Functional assessment with fractional flow reserve (FFR) was not better than conventional angiography to guide complete revascularization in patients with multivessel lesions in a setting of ST-segment elevation myocardial infarction and successful primary angioplasty.
These results were published in the New England Journal of Medicine (NEJM) and presented during the American College of Cardiology (ACC) 2021 Congress.
The rate of major cardiovascular events was low and similar between both strategies at a one-year follow-up. This would jeopardize the cost-benefit relationship of FFR in infarction.
Randomized and registry evidence is robust regarding FFR superiority vs. angiography in patients with chronic coronary syndromes.
In an acute context (especially in ST-segment elevation infarction), the COMPARE-ACUTE and DANAMI3-PRIMULTI studies showed that FFR-guided complete revascularization was superior to culprit-vessel angioplasty alone.
There is little information on FFR-guided complete revascularization vs. angiography-guided revascularization in ST-segment elevation infarction.
FLOWER-MI received some criticism from experts. On the one hand, the low incidence of events could take away some of its statistical power; on the other, non-culprit lesions seem particularly significant. In this sense, they do not appear to be typical intermediate lesions where FFR guide showed the greatest benefit.
Another target of criticism was that operators performed the entire revascularization in the same procedure, something that is far from daily clinical practice.

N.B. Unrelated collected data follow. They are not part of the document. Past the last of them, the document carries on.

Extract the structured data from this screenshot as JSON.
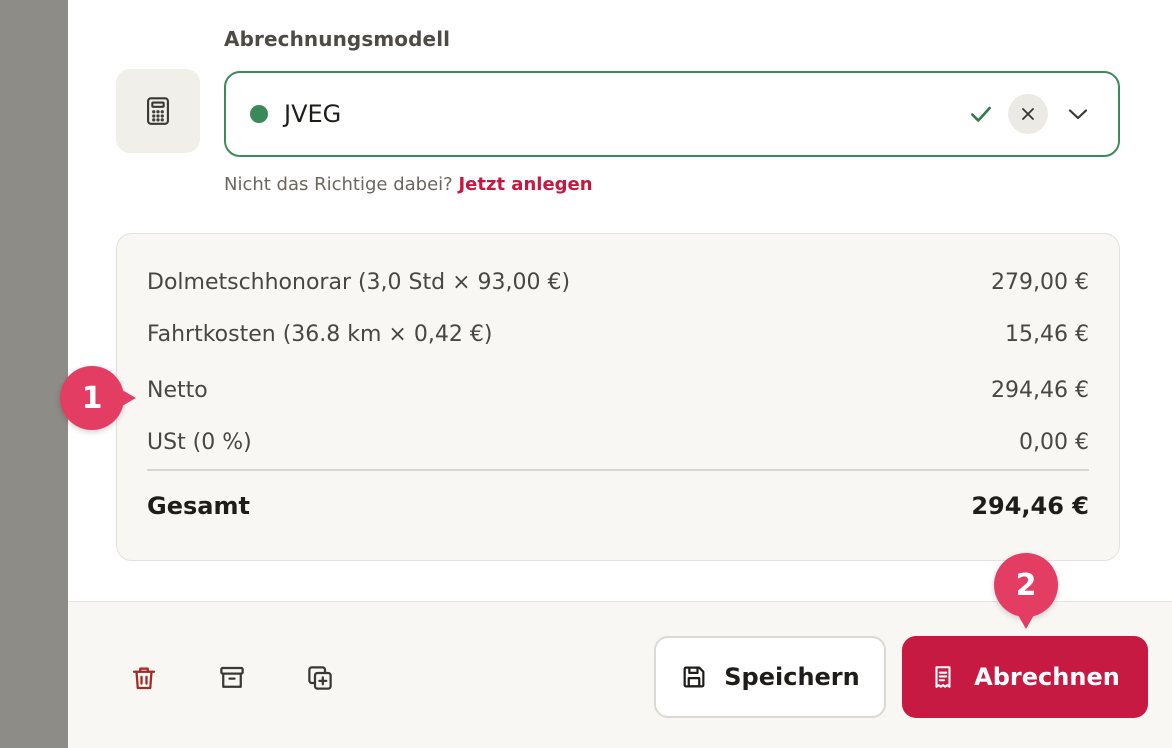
{
  "form": {
    "field_label": "Abrechnungsmodell",
    "selected_value": "JVEG",
    "status_color": "#3a8a59",
    "hint_text": "Nicht das Richtige dabei?",
    "hint_link": "Jetzt anlegen"
  },
  "summary": {
    "rows": [
      {
        "label": "Dolmetschhonorar (3,0 Std × 93,00 €)",
        "value": "279,00 €"
      },
      {
        "label": "Fahrtkosten (36.8 km × 0,42 €)",
        "value": "15,46 €"
      },
      {
        "label": "Netto",
        "value": "294,46 €"
      },
      {
        "label": "USt (0 %)",
        "value": "0,00 €"
      }
    ],
    "total": {
      "label": "Gesamt",
      "value": "294,46 €"
    }
  },
  "footer": {
    "icons": [
      "trash-icon",
      "archive-icon",
      "duplicate-icon"
    ],
    "save_label": "Speichern",
    "bill_label": "Abrechnen"
  },
  "annotations": {
    "badge_1": "1",
    "badge_2": "2"
  },
  "colors": {
    "accent": "#c61a42",
    "success": "#3c8a58",
    "badge": "#e33d64"
  }
}
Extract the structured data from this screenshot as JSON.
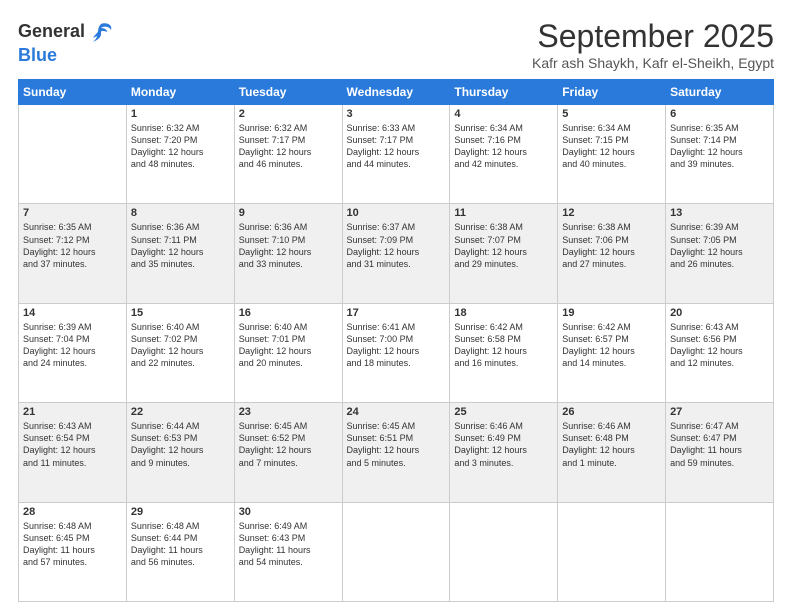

These studies analyzed 1163 patients with acute myocardial infarction and multivessel lesion (mean age: 62.2 years) who underwent successful primary angioplasty in the culprit vessel randomized to FFR-guided vs. angiography-guided complete revascularization.
Angiography of non-culprit lesions was conducted in 66.2% of FFR-guided patients and in 97.1% of angiography-guided patients.
The primary endpoint (a composite of death, infarction, or unplanned revascularization requiring hospitalization) was reached in 5.5% of patients the FFR arm vs. 4.2% in the angiography arm, a non-significant difference (hazard ratio: 1.32; 95% confidence interval: 0.78 to 2.23; p = 0.31). The statistics for the separate components of the primary endpoint were also similar, and so were the secondary endpoints (stent thrombosis, antianginal medication, quality of life, and readmissions).
Original Title: Multivessel PCI Guided by FFR or Angiography for Myocardial Infarction.
Reference: Etienne Puymirat et al. N Engl J Med. 2021 May 16. Online ahead of print. doi: 10.1056/NEJMoa2104650. The FLOWER-MI Study Investigators.